Trois jours de discussions, des déclarations solennelles, quelques accents d’enthousiasme… et, en toile de fond, une question lancinante : l’Afrique a-t-elle réellement franchi un cap dans la bataille climatique, ou s’est-elle une nouvelle fois perdue dans les mirages de la rhétorique ? Le second sommet africain sur le climat, tenu le 10 septembre dernier à Addis-Abeba, a offert un condensé des ambitions et contradictions d’un continent qui se veut à la fois victime et acteur, suiveur et leader, impuissant et audacieux.
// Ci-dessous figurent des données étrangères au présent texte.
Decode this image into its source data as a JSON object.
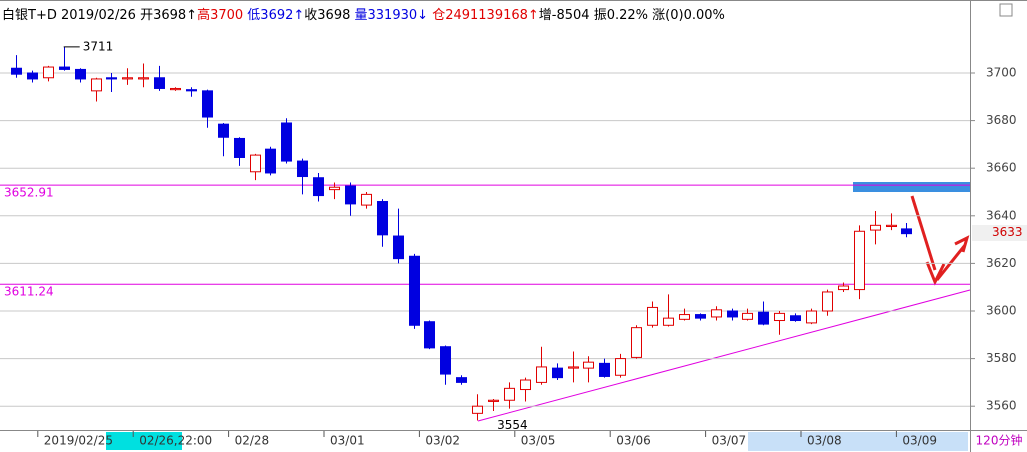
{
  "header": {
    "items": [
      "白银T+D",
      "2019/02/26",
      "开3698↑",
      "高3700",
      "低3692↑",
      "收3698",
      "量331930↓",
      "仓2491139168↑",
      "增-8504",
      "振0.22%",
      "涨(0)0.00%"
    ]
  },
  "chart_data": {
    "type": "candlestick",
    "categories": [
      null,
      null,
      "2019/02/25",
      null,
      null,
      null,
      null,
      null,
      "02/26,22:00",
      null,
      null,
      null,
      null,
      null,
      "02/28",
      null,
      null,
      null,
      null,
      null,
      "03/01",
      null,
      null,
      null,
      null,
      null,
      "03/02",
      null,
      null,
      null,
      null,
      null,
      "03/05",
      null,
      null,
      null,
      null,
      null,
      "03/06",
      null,
      null,
      null,
      null,
      null,
      "03/07",
      null,
      null,
      null,
      null,
      null,
      "03/08",
      null,
      null,
      null,
      null,
      null,
      "03/09"
    ],
    "open": [
      3702,
      3700,
      3698,
      3702.5,
      3701.5,
      3692.5,
      3698,
      3697.5,
      3697.5,
      3698,
      3693,
      3693,
      3692.5,
      3678.5,
      3672.5,
      3658.5,
      3668,
      3679,
      3663,
      3656,
      3651,
      3652.5,
      3644.5,
      3646,
      3631.5,
      3623,
      3595.5,
      3585,
      3572,
      3557,
      3562,
      3562.5,
      3567,
      3570,
      3576,
      3576,
      3576,
      3578,
      3573,
      3580.5,
      3594,
      3594,
      3596.5,
      3598.5,
      3597.5,
      3600,
      3596.5,
      3599.5,
      3596,
      3598,
      3595,
      3600,
      3609,
      3609,
      3634,
      3635.5,
      3634.5
    ],
    "high": [
      3707.5,
      3701,
      3703,
      3711,
      3702,
      3698,
      3700,
      3702,
      3704,
      3703,
      3694,
      3694,
      3693,
      3679,
      3673,
      3666,
      3669,
      3681,
      3664,
      3658,
      3654,
      3654,
      3650,
      3647,
      3643,
      3624,
      3596,
      3585.5,
      3573,
      3565,
      3563,
      3570,
      3572,
      3585,
      3578,
      3583,
      3581,
      3580,
      3582,
      3594,
      3604,
      3607,
      3601,
      3599,
      3602,
      3601,
      3601,
      3604,
      3600,
      3599,
      3601,
      3609,
      3612,
      3636,
      3642,
      3641,
      3637
    ],
    "low": [
      3698,
      3696,
      3696.5,
      3701,
      3696,
      3688,
      3692,
      3695,
      3694,
      3692.5,
      3692.5,
      3690,
      3677,
      3665,
      3661,
      3655,
      3657,
      3662,
      3649,
      3646,
      3647,
      3640,
      3643,
      3627,
      3620,
      3592.5,
      3584,
      3569,
      3569,
      3554,
      3558,
      3559,
      3562,
      3569,
      3571,
      3570,
      3570,
      3572,
      3572,
      3580,
      3593,
      3593.5,
      3596,
      3596,
      3596,
      3596,
      3596,
      3594,
      3590,
      3595.5,
      3594.5,
      3598,
      3608,
      3605,
      3628,
      3634,
      3631
    ],
    "close": [
      3699.5,
      3697.5,
      3702.5,
      3701.5,
      3697.5,
      3697.5,
      3697.5,
      3698,
      3698,
      3693.5,
      3693.5,
      3692.5,
      3681.5,
      3673,
      3664.5,
      3665.5,
      3658,
      3663,
      3656.5,
      3648.5,
      3652,
      3645,
      3649,
      3632,
      3622,
      3594,
      3584.5,
      3573.5,
      3570,
      3560,
      3562.5,
      3567.5,
      3571,
      3576.5,
      3572,
      3576.5,
      3578.5,
      3572.5,
      3580,
      3593,
      3601.5,
      3597,
      3598.5,
      3597,
      3600.5,
      3597.5,
      3599,
      3594.5,
      3599,
      3596,
      3600,
      3608,
      3610.5,
      3633.5,
      3636,
      3636,
      3632.5
    ],
    "up_color": "#e00000",
    "down_color": "#0000e0",
    "ylim": [
      3550,
      3720
    ],
    "yticks": [
      3560,
      3580,
      3600,
      3620,
      3640,
      3660,
      3680,
      3700
    ],
    "grid": true,
    "hlines": [
      3652.91,
      3611.24
    ],
    "hline_color": "#e000e0",
    "high_mark": 3711,
    "low_mark": 3554,
    "last_price": 3633,
    "period": "120分钟"
  }
}
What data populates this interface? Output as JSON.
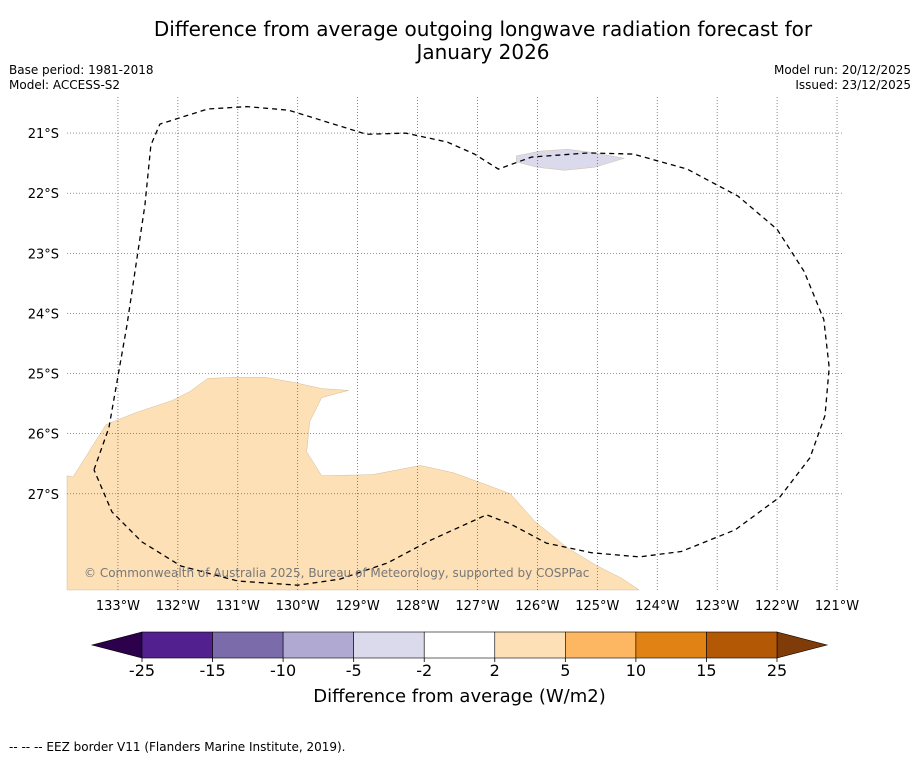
{
  "chart_data": {
    "type": "heatmap",
    "title_line1": "Difference from average outgoing longwave radiation forecast for",
    "title_line2": "January 2026",
    "base_period": "Base period: 1981-2018",
    "model": "Model: ACCESS-S2",
    "model_run": "Model run: 20/12/2025",
    "issued": "Issued: 23/12/2025",
    "lon_range": [
      -133.85,
      -120.9
    ],
    "lat_range": [
      -28.6,
      -20.4
    ],
    "lon_ticks": [
      -133,
      -132,
      -131,
      -130,
      -129,
      -128,
      -127,
      -126,
      -125,
      -124,
      -123,
      -122,
      -121
    ],
    "lon_tick_labels": [
      "133°W",
      "132°W",
      "131°W",
      "130°W",
      "129°W",
      "128°W",
      "127°W",
      "126°W",
      "125°W",
      "124°W",
      "123°W",
      "122°W",
      "121°W"
    ],
    "lat_ticks": [
      -21,
      -22,
      -23,
      -24,
      -25,
      -26,
      -27
    ],
    "lat_tick_labels": [
      "21°S",
      "22°S",
      "23°S",
      "24°S",
      "25°S",
      "26°S",
      "27°S"
    ],
    "credit": "© Commonwealth of Australia 2025, Bureau of Meteorology, supported by COSPPac",
    "colorbar": {
      "label": "Difference from average (W/m2)",
      "bounds": [
        -25,
        -15,
        -10,
        -5,
        -2,
        2,
        5,
        10,
        15,
        25
      ],
      "tick_labels": [
        "-25",
        "-15",
        "-10",
        "-5",
        "-2",
        "2",
        "5",
        "10",
        "15",
        "25"
      ],
      "colors": [
        "#53218f",
        "#7c6bab",
        "#b0a9d1",
        "#dadaec",
        "#ffffff",
        "#fde0b6",
        "#fdb763",
        "#e08314",
        "#b35906"
      ],
      "under_color": "#2d004b",
      "over_color": "#7f3b08"
    },
    "regions": [
      {
        "name": "warm anomaly 2 to 5 W/m2",
        "category": "2 to 5",
        "color": "#fde0b6",
        "points": [
          [
            -133.85,
            -26.7
          ],
          [
            -133.75,
            -26.72
          ],
          [
            -133.2,
            -25.85
          ],
          [
            -132.7,
            -25.65
          ],
          [
            -132.1,
            -25.45
          ],
          [
            -131.8,
            -25.3
          ],
          [
            -131.5,
            -25.08
          ],
          [
            -131.0,
            -25.06
          ],
          [
            -130.55,
            -25.06
          ],
          [
            -130.05,
            -25.15
          ],
          [
            -129.6,
            -25.25
          ],
          [
            -129.15,
            -25.28
          ],
          [
            -129.6,
            -25.4
          ],
          [
            -129.8,
            -25.8
          ],
          [
            -129.85,
            -26.3
          ],
          [
            -129.6,
            -26.7
          ],
          [
            -128.75,
            -26.68
          ],
          [
            -127.95,
            -26.53
          ],
          [
            -127.4,
            -26.65
          ],
          [
            -126.85,
            -26.85
          ],
          [
            -126.45,
            -27.0
          ],
          [
            -126.05,
            -27.45
          ],
          [
            -125.5,
            -27.9
          ],
          [
            -125.0,
            -28.2
          ],
          [
            -124.6,
            -28.4
          ],
          [
            -124.3,
            -28.6
          ],
          [
            -133.85,
            -28.6
          ]
        ]
      },
      {
        "name": "cool anomaly -5 to -2 W/m2",
        "category": "-5 to -2",
        "color": "#dadaec",
        "points": [
          [
            -126.35,
            -21.38
          ],
          [
            -125.95,
            -21.3
          ],
          [
            -125.5,
            -21.27
          ],
          [
            -125.1,
            -21.32
          ],
          [
            -124.55,
            -21.42
          ],
          [
            -125.05,
            -21.57
          ],
          [
            -125.55,
            -21.62
          ],
          [
            -126.0,
            -21.57
          ],
          [
            -126.35,
            -21.48
          ]
        ]
      }
    ],
    "eez_border": [
      [
        -133.4,
        -26.6
      ],
      [
        -133.15,
        -25.9
      ],
      [
        -132.85,
        -24.2
      ],
      [
        -132.55,
        -22.2
      ],
      [
        -132.45,
        -21.2
      ],
      [
        -132.3,
        -20.85
      ],
      [
        -131.5,
        -20.6
      ],
      [
        -130.85,
        -20.56
      ],
      [
        -130.15,
        -20.62
      ],
      [
        -129.4,
        -20.85
      ],
      [
        -128.85,
        -21.02
      ],
      [
        -128.2,
        -21.0
      ],
      [
        -127.5,
        -21.15
      ],
      [
        -127.05,
        -21.35
      ],
      [
        -126.65,
        -21.6
      ],
      [
        -126.1,
        -21.4
      ],
      [
        -125.15,
        -21.33
      ],
      [
        -124.4,
        -21.35
      ],
      [
        -123.5,
        -21.6
      ],
      [
        -122.65,
        -22.05
      ],
      [
        -122.0,
        -22.6
      ],
      [
        -121.55,
        -23.3
      ],
      [
        -121.22,
        -24.1
      ],
      [
        -121.13,
        -24.9
      ],
      [
        -121.2,
        -25.7
      ],
      [
        -121.45,
        -26.4
      ],
      [
        -121.95,
        -27.05
      ],
      [
        -122.7,
        -27.6
      ],
      [
        -123.6,
        -27.96
      ],
      [
        -124.3,
        -28.05
      ],
      [
        -125.1,
        -27.98
      ],
      [
        -125.85,
        -27.82
      ],
      [
        -126.45,
        -27.5
      ],
      [
        -126.85,
        -27.35
      ],
      [
        -127.8,
        -27.78
      ],
      [
        -128.5,
        -28.15
      ],
      [
        -129.3,
        -28.42
      ],
      [
        -130.0,
        -28.52
      ],
      [
        -131.0,
        -28.45
      ],
      [
        -131.95,
        -28.2
      ],
      [
        -132.6,
        -27.8
      ],
      [
        -133.1,
        -27.3
      ],
      [
        -133.4,
        -26.6
      ]
    ],
    "footer": "--  --  -- EEZ border V11 (Flanders Marine Institute, 2019)."
  }
}
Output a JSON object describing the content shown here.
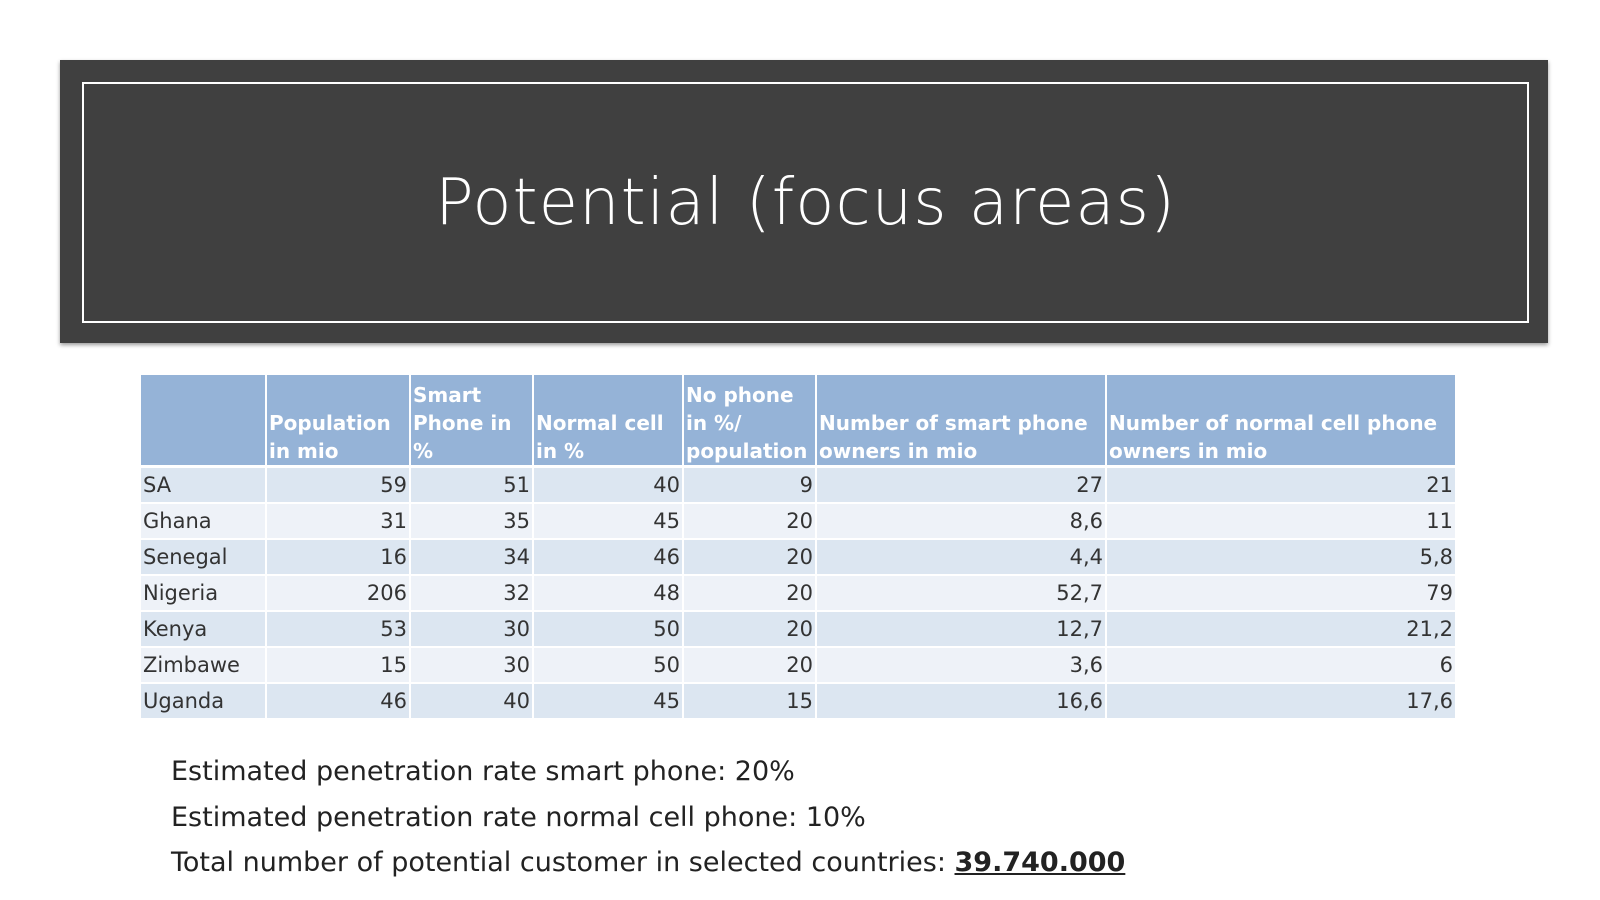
{
  "header": {
    "title": "Potential (focus areas)"
  },
  "table": {
    "columns": [
      "Population in mio",
      "Smart Phone in %",
      "Normal cell in %",
      "No phone in %/ population",
      "Number of smart phone owners in mio",
      "Number of normal cell phone owners in mio"
    ],
    "rows": [
      [
        "SA",
        "59",
        "51",
        "40",
        "9",
        "27",
        "21"
      ],
      [
        "Ghana",
        "31",
        "35",
        "45",
        "20",
        "8,6",
        "11"
      ],
      [
        "Senegal",
        "16",
        "34",
        "46",
        "20",
        "4,4",
        "5,8"
      ],
      [
        "Nigeria",
        "206",
        "32",
        "48",
        "20",
        "52,7",
        "79"
      ],
      [
        "Kenya",
        "53",
        "30",
        "50",
        "20",
        "12,7",
        "21,2"
      ],
      [
        "Zimbawe",
        "15",
        "30",
        "50",
        "20",
        "3,6",
        "6"
      ],
      [
        "Uganda",
        "46",
        "40",
        "45",
        "15",
        "16,6",
        "17,6"
      ]
    ]
  },
  "notes": {
    "line1": "Estimated penetration rate smart phone: 20%",
    "line2": "Estimated penetration rate normal cell phone: 10%",
    "line3": {
      "text": "Total number of potential customer in selected countries:",
      "bold": "39.740.000"
    }
  }
}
Certes, les participants ont salué l’espace inédit de dialogue « entre Africains », loin du regard dominateur des grands rendez-vous internationaux. Cette intimité régionale a permis, dit-on, de « mieux se comprendre ». Mais suffit-il de se comprendre entre soi quand les océans montent, que les sécheresses laminent les récoltes et que les mégapoles suffoquent ? Les jeunesses, représentées à travers ONG et associations, n’ont pas manqué de rappeler que les attentes dépassent largement le registre symbolique. À l’instar d’Abischag Jitimay, militante burundaise, qui a jugé l’exercice constructif mais en deçà de ce que son continent devrait revendiquer. Sa frustration rejoint celle de millions de jeunes Africains qui voient, sommet après sommet, le temps s’écouler sans traduction concrète.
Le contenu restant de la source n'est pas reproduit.